I have been testing storing objects in pandas dataframes trying to learn the limitations, and one of the things I am currently testing involves trying to store the results of a plot in a dataframe column, but I cannot figure out how to reference it properly.
Object Definition
import pandas as pd
import numpy as np
import matplotlib.pyplot as plt
class point:
def __init__(self, coordinate):
self.x = coordinate[0]
self.y = coordinate[1]
class series:
def __init__(self, series):
self.series = np.asarray(series)
def plot(self):
fig, ax = plt.subplots(figsize=(5,5))
z = ax.scatter(self.series[:,0], self.series[:,1])
return z
Test Dataframe:
col_index = [i for i in range(1)]
col_coordinates = [[[i, i**2] for i in range(100)]]
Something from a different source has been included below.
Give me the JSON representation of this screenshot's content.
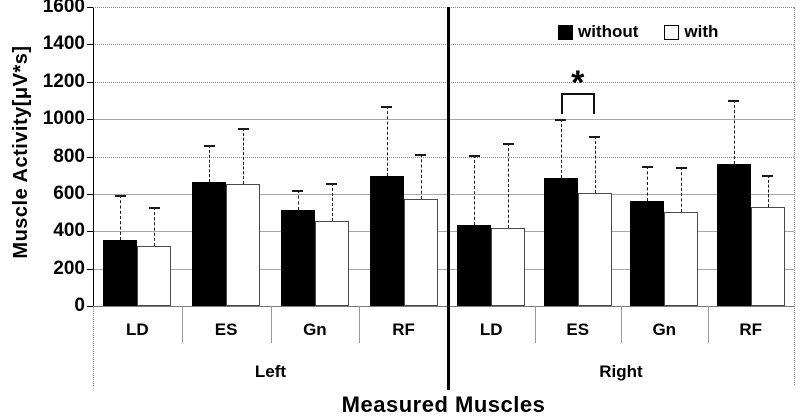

df = pd.DataFrame({"i": col_index, "coordinates": col_coordinates})
Application:
df['series'] = df.apply(lambda x: series(x['coordinates']), axis=1)
df['plot'] = df['series'].apply(lambda x: x.plot())
df.head()
Attempting to Reference the Plot Later:
fig,ax = plt.subplots(figsize=(5,5))
ax = df['plot'].iloc[0]
As you can see the plot renders properly when the column in the dataframe is filled in, but it does not retain the plot itself when I try to reference it later. I'm sure I'm probably saving the wrong thing, but I'm not sure what the right thing is.
Secondary question is, can the plot itself be saved into the column without it first being rendered?